A child of violent alcoholics, he would escape into the woods of northern Minnesota. One day, he went into a library to get warm and was given a library card, a notebook and pencil by a librarian. Was told to read everything and write down your thoughts. It was a life-saver.

He served in the army, wrote Westerns, lived off the grid, competed three times in the Iditarod. He considered humanity a mess and young adults the only hope. “Name the book that made the biggest impression on you. I bet you read it before you hit puberty.”

See: “The young-adult author who told wild tales of survival,” The Week, Oct. 21, 2021, p.35.

Robert Bly (1926-2021) went to Harvard determined to devote his life to poetry. He founded an avante-garde literary magazine The Fifties and got a reputation as a poet with fiery anti-war poems in The Light Around the Body (1967). But it was Iron John: A Book About Men (1990) that became a best-seller and made him a cultural phenomenon. He felt men had lost initiation and guidance into manhood because of absent fathers. He drew on Jungian philosophy, myths and religions. This led to weekend retreats where — yes, there was beating on drums.

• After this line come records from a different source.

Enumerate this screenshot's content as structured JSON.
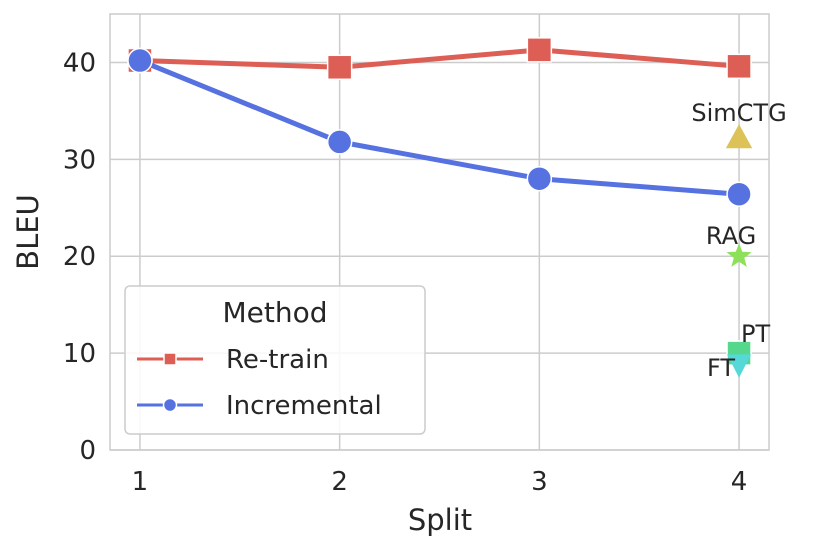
{
  "chart_data": {
    "type": "line",
    "xlabel": "Split",
    "ylabel": "BLEU",
    "x": [
      1,
      2,
      3,
      4
    ],
    "xticks": [
      "1",
      "2",
      "3",
      "4"
    ],
    "yticks": [
      "0",
      "10",
      "20",
      "30",
      "40"
    ],
    "xlim": [
      0.85,
      4.15
    ],
    "ylim": [
      0,
      45
    ],
    "grid": true,
    "legend": {
      "title": "Method",
      "placement": "lower-left"
    },
    "series": [
      {
        "name": "Re-train",
        "color": "#dd5e55",
        "marker": "square",
        "values": [
          40.2,
          39.5,
          41.3,
          39.6
        ]
      },
      {
        "name": "Incremental",
        "color": "#5671e0",
        "marker": "circle",
        "values": [
          40.2,
          31.8,
          28.0,
          26.4
        ]
      }
    ],
    "annotations": [
      {
        "label": "SimCTG",
        "x": 4,
        "y": 32.2,
        "marker": "triangle",
        "color": "#dcc257"
      },
      {
        "label": "RAG",
        "x": 4,
        "y": 20.0,
        "marker": "star",
        "color": "#8de15a"
      },
      {
        "label": "PT",
        "x": 4,
        "y": 10.0,
        "marker": "square",
        "color": "#55d88c"
      },
      {
        "label": "FT",
        "x": 4,
        "y": 9.0,
        "marker": "triangle-down",
        "color": "#55d8d8"
      }
    ]
  }
}
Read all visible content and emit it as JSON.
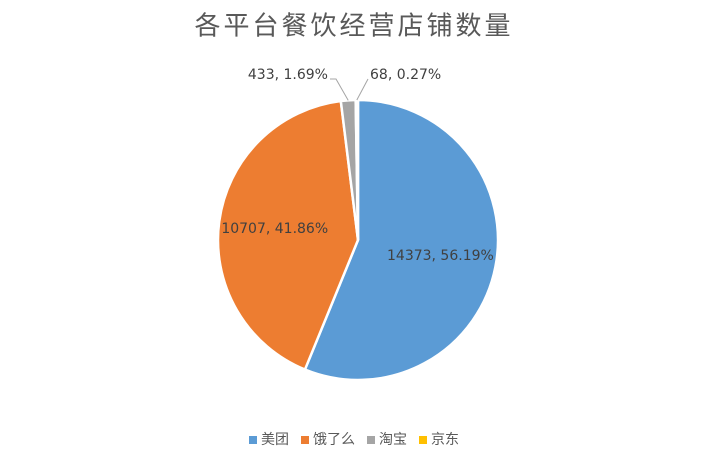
{
  "chart_data": {
    "type": "pie",
    "title": "各平台餐饮经营店铺数量",
    "categories": [
      "美团",
      "饿了么",
      "淘宝",
      "京东"
    ],
    "values": [
      14373,
      10707,
      433,
      68
    ],
    "value_labels": [
      "14373, 56.19%",
      "10707, 41.86%",
      "433, 1.69%",
      "68, 0.27%"
    ],
    "colors": [
      "#5b9bd5",
      "#ed7d31",
      "#a5a5a5",
      "#ffc000"
    ],
    "legend": "bottom"
  }
}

See: “The anti-war poet who launched a men’s movement,” The Week, Dec. 10, 2021, p.39.

Editor of Professional Tastes

At the age of 4, Robert Gottlieb became an obsessed, crazed reader. His parents made him stand outside their building for an hour each day so he would do something else.

Gottlieb became the legendary editor of Simon and Schuster and then Alfred A. Knopf. In his mid-20s he labored with Joseph Heller over Catch-22 and published The Chosen after persuading Chaim Potok to cut 300 pages. He convinced Toni Morrison to quit her day job. John Le Carré and Michael Crichton all sang his praises.

He reads submissions and answers the author right away, saying it’s “cruelty to animals to keep them waiting.”

See: Emily Bobrow, “Robert Gottlieb: A ‘crazed reader’ who became a legendary editor,” The Wall Street Journal, Dec. 4-5, 2021, p.C6.